Mark Nepo, a poet and spiritual writer wrote this in his book “The Book of Awakenings: “There is a deep paradox at work in us. For though we aspire to self-mastery and peace of mind, we are only momentarily whole. As conscious beings living in bodies, we are worn down by life . . . until we are freshly open to everything; there are moments of enlightenment, when clarity and compassion of centuries rise in us, and we are suddenly more than we are, only to trip on the garbage the very next day or to say something hurtful the very next minute to the one we love most.”

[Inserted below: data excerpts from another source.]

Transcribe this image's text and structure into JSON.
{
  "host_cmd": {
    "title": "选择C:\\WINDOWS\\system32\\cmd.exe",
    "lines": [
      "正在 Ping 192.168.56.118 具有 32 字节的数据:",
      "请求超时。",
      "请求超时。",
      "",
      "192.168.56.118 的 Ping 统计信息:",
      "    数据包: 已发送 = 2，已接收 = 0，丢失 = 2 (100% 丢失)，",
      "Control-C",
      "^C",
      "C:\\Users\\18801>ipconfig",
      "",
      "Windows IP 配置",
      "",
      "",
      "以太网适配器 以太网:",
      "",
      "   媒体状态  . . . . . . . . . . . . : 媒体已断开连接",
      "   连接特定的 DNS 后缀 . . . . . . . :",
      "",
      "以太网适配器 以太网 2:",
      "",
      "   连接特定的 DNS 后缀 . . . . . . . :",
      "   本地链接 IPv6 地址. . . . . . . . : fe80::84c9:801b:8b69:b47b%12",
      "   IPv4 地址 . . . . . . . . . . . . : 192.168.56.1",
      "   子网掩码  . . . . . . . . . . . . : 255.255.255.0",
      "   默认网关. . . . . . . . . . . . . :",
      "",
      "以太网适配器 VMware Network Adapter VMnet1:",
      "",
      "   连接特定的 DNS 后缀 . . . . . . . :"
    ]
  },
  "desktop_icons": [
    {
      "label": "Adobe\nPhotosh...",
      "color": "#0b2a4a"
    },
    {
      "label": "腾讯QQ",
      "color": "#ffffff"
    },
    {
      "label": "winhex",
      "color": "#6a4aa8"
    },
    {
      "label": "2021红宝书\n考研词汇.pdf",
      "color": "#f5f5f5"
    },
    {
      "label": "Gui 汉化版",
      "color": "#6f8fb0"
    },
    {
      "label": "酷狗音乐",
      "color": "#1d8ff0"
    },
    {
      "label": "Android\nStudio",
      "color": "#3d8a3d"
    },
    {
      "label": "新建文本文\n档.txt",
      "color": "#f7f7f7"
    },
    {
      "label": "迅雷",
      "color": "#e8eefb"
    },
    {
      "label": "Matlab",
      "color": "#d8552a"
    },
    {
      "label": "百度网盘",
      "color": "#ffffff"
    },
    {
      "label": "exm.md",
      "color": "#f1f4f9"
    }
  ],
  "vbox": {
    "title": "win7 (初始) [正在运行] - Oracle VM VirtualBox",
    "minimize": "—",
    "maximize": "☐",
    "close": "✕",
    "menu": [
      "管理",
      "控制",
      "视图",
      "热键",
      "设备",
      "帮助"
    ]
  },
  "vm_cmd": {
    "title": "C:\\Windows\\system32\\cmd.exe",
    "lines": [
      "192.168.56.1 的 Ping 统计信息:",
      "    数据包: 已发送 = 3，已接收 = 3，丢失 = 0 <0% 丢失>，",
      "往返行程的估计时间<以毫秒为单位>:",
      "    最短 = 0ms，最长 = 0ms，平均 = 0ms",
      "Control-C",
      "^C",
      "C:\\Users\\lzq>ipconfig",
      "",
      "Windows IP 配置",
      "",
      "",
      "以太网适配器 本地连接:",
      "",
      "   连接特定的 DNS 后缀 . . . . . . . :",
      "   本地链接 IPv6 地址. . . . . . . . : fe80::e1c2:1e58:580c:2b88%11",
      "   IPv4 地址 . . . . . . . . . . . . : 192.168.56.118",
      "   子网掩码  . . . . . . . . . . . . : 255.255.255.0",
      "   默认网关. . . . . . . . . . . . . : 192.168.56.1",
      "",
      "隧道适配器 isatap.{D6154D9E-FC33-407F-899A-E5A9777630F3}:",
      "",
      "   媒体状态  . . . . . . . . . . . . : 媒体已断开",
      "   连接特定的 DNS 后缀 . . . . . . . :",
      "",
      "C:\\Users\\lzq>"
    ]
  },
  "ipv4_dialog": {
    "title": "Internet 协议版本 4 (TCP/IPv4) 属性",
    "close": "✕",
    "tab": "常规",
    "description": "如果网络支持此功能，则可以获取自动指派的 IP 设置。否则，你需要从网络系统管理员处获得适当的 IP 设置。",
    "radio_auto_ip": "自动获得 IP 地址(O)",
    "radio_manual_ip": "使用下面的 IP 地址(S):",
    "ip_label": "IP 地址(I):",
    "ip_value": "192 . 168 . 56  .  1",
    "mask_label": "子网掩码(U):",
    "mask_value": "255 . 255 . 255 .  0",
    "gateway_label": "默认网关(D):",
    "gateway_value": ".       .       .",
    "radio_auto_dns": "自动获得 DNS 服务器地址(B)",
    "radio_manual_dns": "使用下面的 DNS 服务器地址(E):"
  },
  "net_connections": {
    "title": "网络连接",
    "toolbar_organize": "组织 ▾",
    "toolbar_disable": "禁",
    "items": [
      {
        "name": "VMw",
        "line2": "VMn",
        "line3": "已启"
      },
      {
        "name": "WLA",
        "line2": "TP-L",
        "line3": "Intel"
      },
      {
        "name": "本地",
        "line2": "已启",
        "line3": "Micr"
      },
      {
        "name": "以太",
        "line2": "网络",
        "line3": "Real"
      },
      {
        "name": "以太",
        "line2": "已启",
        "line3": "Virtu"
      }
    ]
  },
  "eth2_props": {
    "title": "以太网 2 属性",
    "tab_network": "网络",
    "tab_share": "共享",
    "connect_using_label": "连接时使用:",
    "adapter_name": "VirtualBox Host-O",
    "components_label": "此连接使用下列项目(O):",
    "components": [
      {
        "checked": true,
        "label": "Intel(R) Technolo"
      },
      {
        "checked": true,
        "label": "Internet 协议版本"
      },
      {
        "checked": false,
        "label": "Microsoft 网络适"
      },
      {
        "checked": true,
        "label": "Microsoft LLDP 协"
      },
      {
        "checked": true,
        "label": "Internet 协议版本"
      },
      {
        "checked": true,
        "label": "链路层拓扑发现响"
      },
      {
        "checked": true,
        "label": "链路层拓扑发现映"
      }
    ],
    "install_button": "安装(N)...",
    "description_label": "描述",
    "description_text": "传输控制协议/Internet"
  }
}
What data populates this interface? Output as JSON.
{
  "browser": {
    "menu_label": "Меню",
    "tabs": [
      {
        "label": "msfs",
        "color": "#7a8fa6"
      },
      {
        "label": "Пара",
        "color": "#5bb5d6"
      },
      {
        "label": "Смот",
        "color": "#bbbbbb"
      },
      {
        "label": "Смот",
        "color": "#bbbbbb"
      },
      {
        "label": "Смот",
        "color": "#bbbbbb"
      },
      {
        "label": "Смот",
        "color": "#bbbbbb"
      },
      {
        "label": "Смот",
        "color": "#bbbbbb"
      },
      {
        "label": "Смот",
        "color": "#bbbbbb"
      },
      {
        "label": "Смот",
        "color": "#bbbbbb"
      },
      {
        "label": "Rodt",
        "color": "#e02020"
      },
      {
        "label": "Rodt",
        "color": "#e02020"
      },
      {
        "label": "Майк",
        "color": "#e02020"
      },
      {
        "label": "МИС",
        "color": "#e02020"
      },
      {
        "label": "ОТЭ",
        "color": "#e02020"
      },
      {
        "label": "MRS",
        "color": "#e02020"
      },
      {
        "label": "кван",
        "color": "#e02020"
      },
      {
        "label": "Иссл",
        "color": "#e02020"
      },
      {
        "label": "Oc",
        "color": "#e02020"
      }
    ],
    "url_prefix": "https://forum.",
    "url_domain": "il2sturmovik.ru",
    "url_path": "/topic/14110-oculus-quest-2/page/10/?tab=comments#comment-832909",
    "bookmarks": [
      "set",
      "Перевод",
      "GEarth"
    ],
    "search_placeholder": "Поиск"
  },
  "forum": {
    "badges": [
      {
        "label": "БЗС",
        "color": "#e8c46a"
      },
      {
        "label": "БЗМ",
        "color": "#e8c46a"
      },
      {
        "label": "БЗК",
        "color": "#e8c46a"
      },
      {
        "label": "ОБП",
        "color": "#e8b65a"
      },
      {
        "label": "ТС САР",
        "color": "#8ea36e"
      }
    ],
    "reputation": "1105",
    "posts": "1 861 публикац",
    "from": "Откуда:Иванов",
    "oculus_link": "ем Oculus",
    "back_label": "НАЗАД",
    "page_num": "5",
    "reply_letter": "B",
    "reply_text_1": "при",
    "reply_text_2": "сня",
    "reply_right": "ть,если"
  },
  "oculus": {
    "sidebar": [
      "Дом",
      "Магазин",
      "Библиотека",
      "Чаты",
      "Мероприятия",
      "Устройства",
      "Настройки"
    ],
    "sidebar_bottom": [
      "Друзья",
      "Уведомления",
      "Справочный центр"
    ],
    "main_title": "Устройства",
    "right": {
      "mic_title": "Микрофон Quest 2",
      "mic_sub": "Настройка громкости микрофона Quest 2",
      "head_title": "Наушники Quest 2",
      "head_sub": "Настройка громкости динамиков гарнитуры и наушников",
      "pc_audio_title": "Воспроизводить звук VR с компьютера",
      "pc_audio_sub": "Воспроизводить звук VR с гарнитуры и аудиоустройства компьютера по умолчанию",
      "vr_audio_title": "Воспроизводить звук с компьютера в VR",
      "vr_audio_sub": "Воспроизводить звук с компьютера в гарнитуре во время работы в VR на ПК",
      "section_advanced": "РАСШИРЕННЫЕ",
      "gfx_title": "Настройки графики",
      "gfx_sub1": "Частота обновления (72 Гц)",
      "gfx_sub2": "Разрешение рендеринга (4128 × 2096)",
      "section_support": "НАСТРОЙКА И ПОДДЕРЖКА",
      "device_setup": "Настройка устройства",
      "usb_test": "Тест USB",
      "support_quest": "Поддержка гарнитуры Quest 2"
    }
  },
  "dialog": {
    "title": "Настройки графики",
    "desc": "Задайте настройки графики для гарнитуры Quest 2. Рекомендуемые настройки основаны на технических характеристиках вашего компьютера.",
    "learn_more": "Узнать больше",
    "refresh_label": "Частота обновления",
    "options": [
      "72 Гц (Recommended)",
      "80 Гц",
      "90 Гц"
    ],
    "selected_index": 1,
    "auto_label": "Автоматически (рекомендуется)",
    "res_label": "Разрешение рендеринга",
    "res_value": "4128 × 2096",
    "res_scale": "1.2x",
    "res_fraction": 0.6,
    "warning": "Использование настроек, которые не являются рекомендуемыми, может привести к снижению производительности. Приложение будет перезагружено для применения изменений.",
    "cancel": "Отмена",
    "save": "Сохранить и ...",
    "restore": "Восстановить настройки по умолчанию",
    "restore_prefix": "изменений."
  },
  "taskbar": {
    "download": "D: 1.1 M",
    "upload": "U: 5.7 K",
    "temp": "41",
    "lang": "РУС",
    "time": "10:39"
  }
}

The leper had one of those moments of enlightenment when he knew he was healed and then turned to praise God and to thank Jesus with in his next breath. However, we do not know what he did the next day. His moment of revelation was in the present, when for that time he was fully aware of the grace and power of God’s love. I suspect we too know and recognize moments in our lives that are filled with grace. When life feels full and wonderful. It doesn’t mean that such moment last forever. Sadly, we still might do something that is hurtful to someone we love. We are after all fully human as God made us; gifted with life and the free will to do what God would wish us to do and to not to do. We all of us have within us the capacity to love and the capacity to turn away from God and God’s love.
Mark Nepo asks “How will we fully live? How will we live in such a way that the wonder of feeling out fuels the pain of breaking?” He goes on “ Faith seems crucial, the ability to inhabit the breadth and depth of our compassion, to know even in the dark center of our pain, that somewhere out of view there is joy and wonder, that even when we tumble we are a part of something larger than our own design.”
The leper could have gone with the others to return to his loved ones to celebrate his healing with them. Instead he felt compelled to turn and to praise God and to thank God for his new life.
So how do we live our lives? Are we grateful every day for both the small and large things in our life a baby’s grin, a hand held, a smile of joy in the face of pain? May we be open to that grace, and may we find ways to give thanks to God now today and again tomorrow and tomorrow and tomorrow.